Surprise. My schedule and my internal clock appear to be mostly in sync.

Often I’ve been asked about my daily writing schedule. So, here it is:

About 6 a.m. I stumble out of bed wondering who and where I am. Then I drink plenty of coffee, wander through emails and news articles until Zoë (she’s thirteen) awakes.

By 9 a.m. she’s usually at school or involved in some meaningful activity such as texting, playing Mine Craft, or watching Cake Boss. Which leaves me able to write for a while. This is the time (according to what I read) when we are most able to make connections between concepts and between other potential story elements that are not immediately apparent.

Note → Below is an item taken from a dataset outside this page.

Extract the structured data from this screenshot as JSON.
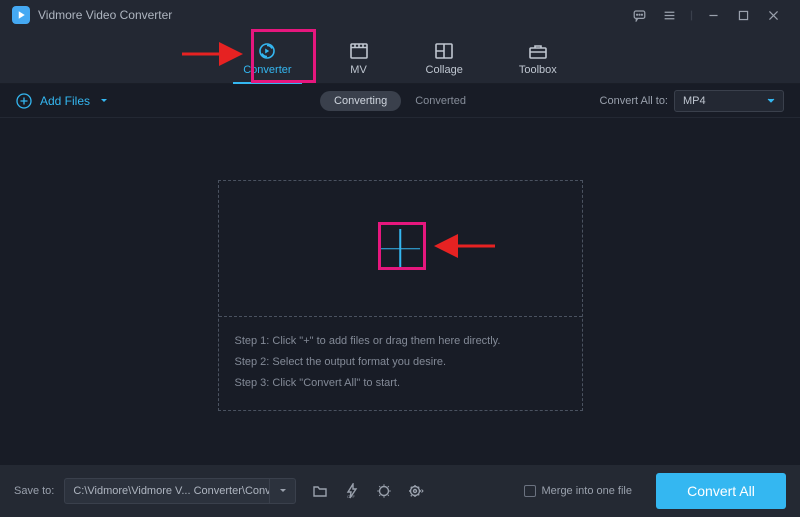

When hunger overthrows my creative ambitions, I think about some physical activity like gardening and, unless an excuse (too hot, too cold, too hungry, too formidable a task) dissuades me, I devote a few minutes to that activity.

Then comes lunch, which wears me out. I become good for nothing but reading, or for snoozing if the book is — like Jane Austen’s Emma, which I recently finished — a snoozer.

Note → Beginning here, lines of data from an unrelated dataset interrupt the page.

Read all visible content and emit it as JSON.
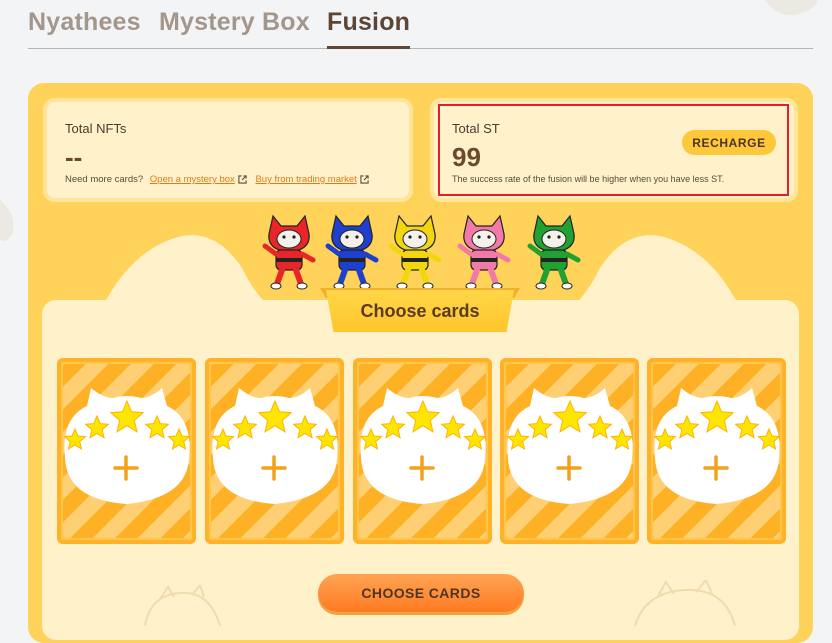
{
  "tabs": [
    {
      "label": "Nyathees",
      "active": false
    },
    {
      "label": "Mystery Box",
      "active": false
    },
    {
      "label": "Fusion",
      "active": true
    }
  ],
  "nfts": {
    "title": "Total NFTs",
    "value": "--",
    "prompt": "Need more cards?",
    "link1": "Open a mystery box",
    "link2": "Buy from trading market"
  },
  "st": {
    "title": "Total ST",
    "value": "99",
    "note": "The success rate of the fusion will be higher when you have less ST.",
    "recharge_label": "RECHARGE"
  },
  "mascots": [
    {
      "color": "#e8262a"
    },
    {
      "color": "#1f3fcf"
    },
    {
      "color": "#f2d60f"
    },
    {
      "color": "#f27aa8"
    },
    {
      "color": "#22a133"
    }
  ],
  "section": {
    "title": "Choose cards"
  },
  "slots": [
    {
      "icon": "plus-icon"
    },
    {
      "icon": "plus-icon"
    },
    {
      "icon": "plus-icon"
    },
    {
      "icon": "plus-icon"
    },
    {
      "icon": "plus-icon"
    }
  ],
  "footer": {
    "button_label": "CHOOSE CARDS"
  },
  "colors": {
    "panel": "#ffd35a",
    "accent": "#ff7a21",
    "highlight": "#e0202a",
    "text_dark": "#5e4637"
  }
}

Sometime later, I rise and refuel with coffee. This may allow some minutes to finish writing whatever scene or sentence I was toiling over when hunger struck before grandma delivers Zoë from school. Or, on weekends, holidays, or during endless summer vacations, before Zoë gets so bored with her more compelling occupations she requests her dad’s company.

The remainder of the day, I might — again in accord with that clock— chip away at tasks that require only simpler-minded mental functions. Chores, learning a new computer skill, running errands, proofreading or helping Zoë with language arts or history homework. Science and math I avoid, as she’s way beyond my range. In lovely weather, I may walk briskly down the hill and back. Sometimes I think along the way, but not very deeply, as it’s the wrong time of day.

Next comes Zoë’s softball and cooking or buying and eating dinner.

Then I ought to wash dishes or hound Zoe to wash them, only by now my internal clock has mistaken me for a vegetable.

How I wrote anything before I gave up my 8-5 day job is a mystery.